Berg voted in support of a motion to replace the second clause of the Honor Code with one that would allow “reasonable proctoring” by instructors.
“This decision was not made lightly, but with the years of obstructionism by the Undergraduate Senate on any reforms to the Honor Code and/or Judicial Charter, I believed that it was time to accept the fact that they (being that year’s UGS) would never negotiate in good faith,” Berg wrote.
“Past UGSs did not fruitfully engage with the committees and instead just obstructed any proposals that would increase measures of accountability in grading (including but not limited to proctoring),” Berg wrote. “It says much to me that the UGS was twice the body of the key 5 (Board of Judicial Affairs, UGS, GSC, FacSen, and President) that rejected the proposals.”
The UGS did not respond to requests for comment.
Berg also mentioned the importance of engagement and collaboration with faculty and student senates in creating a better system of enforcing the honor code. According to the AIWG proposal, the group will include voices from across campus and work to develop effective policy changes that “uphold the culture of academic honesty,” which is essential to the academic experience.

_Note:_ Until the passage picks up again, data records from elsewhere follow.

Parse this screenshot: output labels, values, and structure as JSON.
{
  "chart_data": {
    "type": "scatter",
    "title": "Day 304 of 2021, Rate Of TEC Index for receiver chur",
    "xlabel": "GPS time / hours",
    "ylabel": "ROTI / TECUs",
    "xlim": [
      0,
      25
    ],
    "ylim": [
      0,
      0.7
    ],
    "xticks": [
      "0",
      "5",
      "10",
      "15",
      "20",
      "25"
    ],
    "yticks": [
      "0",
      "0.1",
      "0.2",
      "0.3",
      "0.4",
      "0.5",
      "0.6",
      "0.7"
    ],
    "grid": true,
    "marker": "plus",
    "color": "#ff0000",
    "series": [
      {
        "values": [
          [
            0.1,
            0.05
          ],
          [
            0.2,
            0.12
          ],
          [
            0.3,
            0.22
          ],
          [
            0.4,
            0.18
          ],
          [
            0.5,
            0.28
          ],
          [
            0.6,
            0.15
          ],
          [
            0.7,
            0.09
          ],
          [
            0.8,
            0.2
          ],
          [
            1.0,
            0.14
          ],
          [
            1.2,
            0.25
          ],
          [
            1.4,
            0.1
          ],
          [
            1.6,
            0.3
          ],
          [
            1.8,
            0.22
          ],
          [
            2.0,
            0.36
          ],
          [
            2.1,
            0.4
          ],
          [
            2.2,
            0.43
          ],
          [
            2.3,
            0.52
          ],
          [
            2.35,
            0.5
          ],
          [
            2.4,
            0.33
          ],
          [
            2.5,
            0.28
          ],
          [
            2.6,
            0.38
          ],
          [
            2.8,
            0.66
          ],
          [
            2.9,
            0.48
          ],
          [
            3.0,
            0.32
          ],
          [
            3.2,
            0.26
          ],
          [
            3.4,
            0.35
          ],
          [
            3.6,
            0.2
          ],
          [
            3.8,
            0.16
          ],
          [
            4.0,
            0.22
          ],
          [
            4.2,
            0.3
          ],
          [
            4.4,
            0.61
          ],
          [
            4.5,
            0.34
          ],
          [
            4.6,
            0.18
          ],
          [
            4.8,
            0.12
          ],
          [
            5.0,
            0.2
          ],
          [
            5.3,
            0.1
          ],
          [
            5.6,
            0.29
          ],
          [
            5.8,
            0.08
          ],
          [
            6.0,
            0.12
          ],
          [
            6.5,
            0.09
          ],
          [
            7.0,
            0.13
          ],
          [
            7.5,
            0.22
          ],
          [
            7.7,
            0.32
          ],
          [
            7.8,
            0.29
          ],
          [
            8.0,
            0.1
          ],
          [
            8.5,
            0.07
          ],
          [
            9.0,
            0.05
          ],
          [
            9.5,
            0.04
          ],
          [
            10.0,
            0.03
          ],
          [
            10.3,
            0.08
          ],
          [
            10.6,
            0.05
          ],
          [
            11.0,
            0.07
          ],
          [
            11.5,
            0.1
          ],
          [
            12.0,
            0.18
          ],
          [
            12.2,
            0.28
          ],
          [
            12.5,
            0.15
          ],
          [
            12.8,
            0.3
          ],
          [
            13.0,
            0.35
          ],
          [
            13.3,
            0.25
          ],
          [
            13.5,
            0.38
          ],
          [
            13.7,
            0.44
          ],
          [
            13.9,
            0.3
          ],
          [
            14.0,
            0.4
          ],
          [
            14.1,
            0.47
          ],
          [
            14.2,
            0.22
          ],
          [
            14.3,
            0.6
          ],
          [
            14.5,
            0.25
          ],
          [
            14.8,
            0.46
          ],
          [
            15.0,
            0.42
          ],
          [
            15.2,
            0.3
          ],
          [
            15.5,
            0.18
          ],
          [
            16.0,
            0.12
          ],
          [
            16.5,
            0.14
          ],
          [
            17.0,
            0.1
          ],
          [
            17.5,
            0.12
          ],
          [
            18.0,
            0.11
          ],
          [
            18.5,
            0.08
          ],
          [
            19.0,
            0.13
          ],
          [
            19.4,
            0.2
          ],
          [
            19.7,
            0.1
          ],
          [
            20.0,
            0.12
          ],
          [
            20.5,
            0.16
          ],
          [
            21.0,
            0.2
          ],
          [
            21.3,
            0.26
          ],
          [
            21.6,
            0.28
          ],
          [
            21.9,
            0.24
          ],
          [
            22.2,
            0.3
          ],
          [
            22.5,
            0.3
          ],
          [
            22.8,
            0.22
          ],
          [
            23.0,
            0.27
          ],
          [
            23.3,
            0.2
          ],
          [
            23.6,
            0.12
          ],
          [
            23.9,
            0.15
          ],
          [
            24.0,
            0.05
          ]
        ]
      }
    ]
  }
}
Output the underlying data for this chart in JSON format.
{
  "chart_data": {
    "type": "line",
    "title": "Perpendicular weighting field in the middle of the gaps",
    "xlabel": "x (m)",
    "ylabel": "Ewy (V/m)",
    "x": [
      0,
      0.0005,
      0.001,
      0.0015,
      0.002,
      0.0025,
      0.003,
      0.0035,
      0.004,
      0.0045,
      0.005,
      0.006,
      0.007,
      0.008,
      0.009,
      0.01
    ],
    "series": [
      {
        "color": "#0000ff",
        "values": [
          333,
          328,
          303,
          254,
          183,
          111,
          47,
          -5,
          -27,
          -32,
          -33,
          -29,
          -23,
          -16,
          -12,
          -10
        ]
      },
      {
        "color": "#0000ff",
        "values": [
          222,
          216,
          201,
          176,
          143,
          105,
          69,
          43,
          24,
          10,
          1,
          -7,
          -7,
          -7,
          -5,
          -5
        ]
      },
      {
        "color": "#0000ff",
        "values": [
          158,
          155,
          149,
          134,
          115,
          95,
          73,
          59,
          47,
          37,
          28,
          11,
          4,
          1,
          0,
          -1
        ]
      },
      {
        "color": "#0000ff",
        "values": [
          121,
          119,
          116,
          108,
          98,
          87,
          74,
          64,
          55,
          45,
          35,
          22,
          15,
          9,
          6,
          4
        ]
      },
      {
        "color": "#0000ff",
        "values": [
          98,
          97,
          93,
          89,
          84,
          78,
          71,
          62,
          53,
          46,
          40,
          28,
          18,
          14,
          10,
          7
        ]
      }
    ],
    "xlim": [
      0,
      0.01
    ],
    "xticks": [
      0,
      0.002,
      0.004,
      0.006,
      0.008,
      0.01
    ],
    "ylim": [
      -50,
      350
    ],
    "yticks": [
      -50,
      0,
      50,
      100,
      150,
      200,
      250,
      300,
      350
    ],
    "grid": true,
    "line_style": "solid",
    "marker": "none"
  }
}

Portions of the previous honor code are still in the new one, including the importance of collective responsibility of both teachers and students in upholding an environment of academic integrity. But data provided by the C12 committee and even Daily archives from 1929 show that the honor code has not always worked as intended.
According to the C12’s Recommendations on Academic Integrity Policies from the 2018-19 academic year, only two out of 136 honor code violations were self-reported by students. During the 2019-20 academic year, none of the honor code violations were self-reported by students.
As Stanford plans on rolling out changes to the honor code, students have expressed various opinions regarding the University’s current educational environment and the prevalence of academic dishonesty.
Lucy Chen ’27 said that to her knowledge, she and most of her peers followed the academic honor code when taking the MATH 51 midterm this quarter: Most people sat in alternating seats and there were no conversations, per the academic guidelines.
“I think everyone had the same mindset that if one person cheated, anybody else in the room could’ve told the proctor outside, and that prevented all of us from cheating,” she said.
Though Chen took the midterm at an earlier time due to the scheduling conflict, she said all her friends refused to hear details of the exam.
“Plus, the testing room was completely quiet without a proctor,” Chen said. “It’s kind of like ‘mutually assured destruction’ because we know anyone else can tell the proctor if someone was cheating, and it’s not worth the risk to get a zero on the exam.”